Not even Charles Dickens--indefatigable chronicler of abused childhood--would have come up with something like Unleashed. It makes Oliver Twist sound like Cinderella. From an early age, Danny (Jet Li) was trained as an attack dog by gangster Bart (Bob Hoskins), who regularly uses him to intimidate his enemies. Danny is kept in a damp cellar, an iron collar around his neck. Chronology is not the film's strong suit, but we are supposed to believe that this unfortunate creature, now fairly mature, has spent the last thirty years as an indentured slave. Then Bart is almost killed in a gangland shootout, and Danny is suddenly left to roam the streets as the stray dog he basically is. He's taken under the merciful wing of a blind piano tuner (Morgan Freeman) whose adopted daughter (Kelly Condon) teaches Danny to eat with knife and fork. She also discovers hidden musical talents Danny picked up from his mother, long ago murdered by the sadistic Bart. There's an awkward hint of romance between Danny and Kelly, fortunately stymied by the reappearance of Bart, now almost foaming at the mouth with self-induced hydrophobia.
        

Unleashed played in France sometime ago, under the rather more appropriate title of Danny the Dog. Its promoter and screenplay writer is the prolific Luc Besson, with his protegé Louis Leterrier as nominal director.

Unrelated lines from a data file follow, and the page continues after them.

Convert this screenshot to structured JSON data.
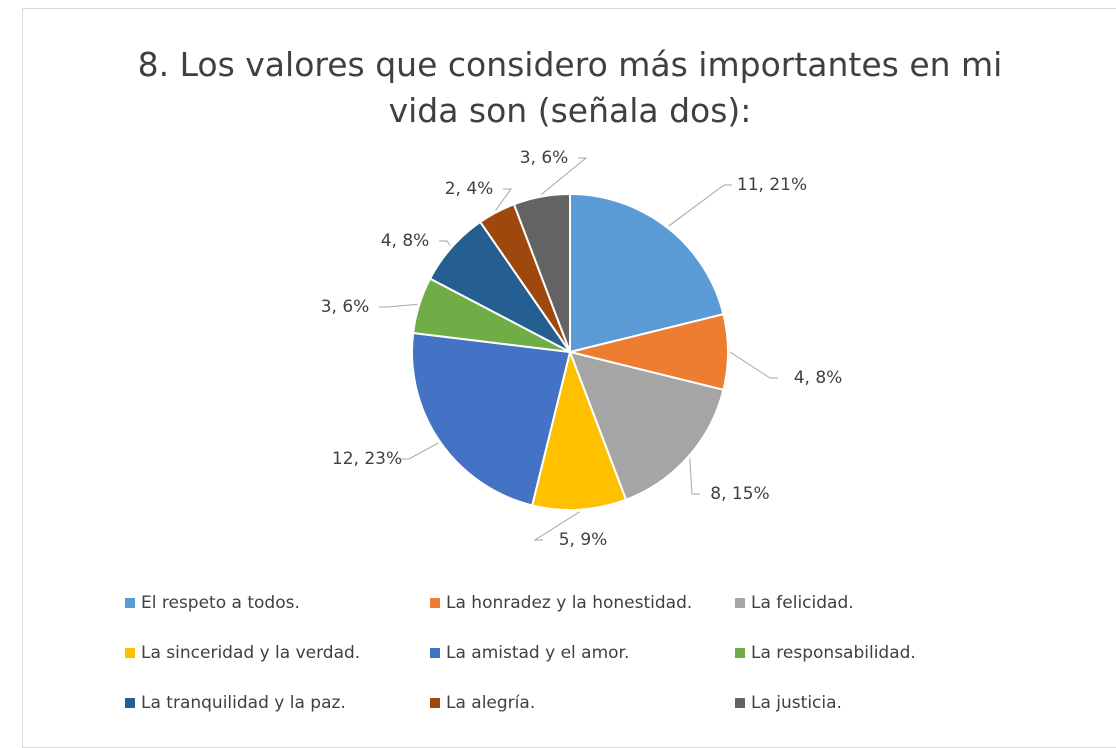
{
  "chart_data": {
    "type": "pie",
    "title": "8. Los valores que considero más importantes en mi vida son (señala dos):",
    "categories": [
      "El respeto a todos.",
      "La honradez y la honestidad.",
      "La felicidad.",
      "La sinceridad y la verdad.",
      "La amistad y el amor.",
      "La responsabilidad.",
      "La tranquilidad y la paz.",
      "La alegría.",
      "La justicia."
    ],
    "values": [
      11,
      4,
      8,
      5,
      12,
      3,
      4,
      2,
      3
    ],
    "value_labels": [
      "11, 21%",
      "4, 8%",
      "8, 15%",
      "5, 9%",
      "12, 23%",
      "3, 6%",
      "4, 8%",
      "2, 4%",
      "3, 6%"
    ],
    "colors": [
      "#5b9bd5",
      "#ed7d31",
      "#a5a5a5",
      "#ffc000",
      "#4472c4",
      "#70ad47",
      "#255e91",
      "#9e480e",
      "#636363"
    ],
    "legend": "bottom"
  }
}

When Besson couldn't get financing in Hollywood or Paris, he moved his usual French crew to Glasgow and shot the picture in English, with a multinational cast.
     

Jet Li, the martial arts star, makes sorrowful faces at the camera, but only comes alive when he stops pretending to be a victim (or an actor) and kick-boxes to his fans' content. The extremely violent action sequences occasionally resurrect this moribund saga of Little Orphan Danny, his Sightless Savior and his Fearless Fagin. As usual, Morgan Freeman plays Morgan Freeman. The Condon girl is rather contraceptive. Bob Hoskins gives his all to score Worst Performance, even among such poor, unprepossessing competition.
      

Those tumultuous fights, choreographed by reliable expert Yuen Wo Ping, may somewhat compensate genre addicts for the bother of watching, with Fido-like devotion, this wretched melodrama, incredible to the last bark. As for Besson and Leterrier, they can always claim the dog ate their homework.